Administrator Guide
Layer 2 Switching Commands 650
Remote capture can be enabled or disabled using the CLI. The network
operator should obtain a computer with the Wireshark tool to display the
captured traffic. When using remote capture mode, the switch doesn’t store
any captured data locally.
The local TCP port number can be configured for connecting Wireshark to
the switch. The default port number is 2002. If a firewall is installed between
the Wireshark PC and the switch, these ports must be allowed to pass
through the firewall. The Firewall must be configured to allow the Wireshark
PC to initiate a TCP connection to the switch.
The remote capture application listens on the configured TCP port for a
connection request. Wireshark must send a request to that port to establish a
connection. Once the socket connection to Wireshark has been established,
captured CPU packets are written to the data socket. Wireshark receives the
packets and processes them locally.

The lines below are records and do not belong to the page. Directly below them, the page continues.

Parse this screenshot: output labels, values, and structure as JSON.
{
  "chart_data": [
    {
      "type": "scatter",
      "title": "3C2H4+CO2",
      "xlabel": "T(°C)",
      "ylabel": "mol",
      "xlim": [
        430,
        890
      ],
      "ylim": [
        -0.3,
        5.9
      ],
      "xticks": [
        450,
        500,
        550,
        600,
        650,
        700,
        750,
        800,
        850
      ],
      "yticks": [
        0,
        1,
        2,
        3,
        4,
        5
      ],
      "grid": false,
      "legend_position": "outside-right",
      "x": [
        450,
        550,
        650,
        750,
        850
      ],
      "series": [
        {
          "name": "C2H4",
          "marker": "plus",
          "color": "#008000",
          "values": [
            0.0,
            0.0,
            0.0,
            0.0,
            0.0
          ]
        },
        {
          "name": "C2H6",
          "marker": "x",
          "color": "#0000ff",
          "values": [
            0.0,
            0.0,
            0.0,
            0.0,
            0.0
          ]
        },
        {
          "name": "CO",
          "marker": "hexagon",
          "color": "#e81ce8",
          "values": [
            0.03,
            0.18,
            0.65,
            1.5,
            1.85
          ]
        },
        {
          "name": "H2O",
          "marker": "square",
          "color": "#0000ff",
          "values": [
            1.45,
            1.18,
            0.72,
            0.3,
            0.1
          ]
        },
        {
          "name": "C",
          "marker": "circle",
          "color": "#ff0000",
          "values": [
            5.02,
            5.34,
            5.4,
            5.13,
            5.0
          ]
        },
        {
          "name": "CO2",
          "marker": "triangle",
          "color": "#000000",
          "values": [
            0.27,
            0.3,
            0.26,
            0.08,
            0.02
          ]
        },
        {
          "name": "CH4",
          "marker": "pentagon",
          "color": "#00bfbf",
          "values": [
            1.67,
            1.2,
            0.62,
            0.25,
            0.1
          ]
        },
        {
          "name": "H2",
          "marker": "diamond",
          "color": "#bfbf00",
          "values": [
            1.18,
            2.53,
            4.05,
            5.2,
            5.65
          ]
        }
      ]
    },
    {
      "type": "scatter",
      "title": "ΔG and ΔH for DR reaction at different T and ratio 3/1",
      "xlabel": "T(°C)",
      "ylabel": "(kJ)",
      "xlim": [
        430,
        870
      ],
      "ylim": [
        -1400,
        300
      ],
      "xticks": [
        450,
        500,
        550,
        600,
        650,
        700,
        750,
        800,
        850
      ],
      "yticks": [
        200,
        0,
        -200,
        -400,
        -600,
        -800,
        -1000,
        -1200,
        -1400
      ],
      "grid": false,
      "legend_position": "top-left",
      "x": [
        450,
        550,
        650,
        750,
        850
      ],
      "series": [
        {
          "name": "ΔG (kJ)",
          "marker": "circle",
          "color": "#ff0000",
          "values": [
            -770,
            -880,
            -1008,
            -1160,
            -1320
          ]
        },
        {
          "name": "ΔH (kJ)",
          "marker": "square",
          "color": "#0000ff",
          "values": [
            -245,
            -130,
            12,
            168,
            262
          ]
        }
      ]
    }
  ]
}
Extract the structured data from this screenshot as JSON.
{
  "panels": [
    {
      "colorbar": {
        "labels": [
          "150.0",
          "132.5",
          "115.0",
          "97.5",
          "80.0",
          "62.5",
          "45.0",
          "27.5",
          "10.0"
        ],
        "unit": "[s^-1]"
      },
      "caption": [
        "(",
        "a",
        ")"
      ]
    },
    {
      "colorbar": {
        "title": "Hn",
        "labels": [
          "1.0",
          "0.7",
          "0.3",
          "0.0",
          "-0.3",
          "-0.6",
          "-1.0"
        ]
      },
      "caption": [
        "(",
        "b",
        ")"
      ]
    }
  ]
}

This continues until the session is
terminated by either end.
The following Wireshark request packets are supported:
• Request to list all the remote interfaces
• Request to open a remote device
• Request to start a capture on a remote device
• Request to close the connection with the remote peer
• Message that keeps the authentication parameters
• Request to get network statistics
• Request to stop the current capture, keeping the device open
The following Wireshark replies are supported:
• Reply that sends the list of all the remote interfaces
• Reply that the remote device has been opened correctly
• Reply that capturing has started correctly
• Reply that says 'ok, authorization successful'
• Reply that keeps network statistics
• Reply that confirms capturing stopped successfully
Remote capture is not supported for packets received via out-of-band ports.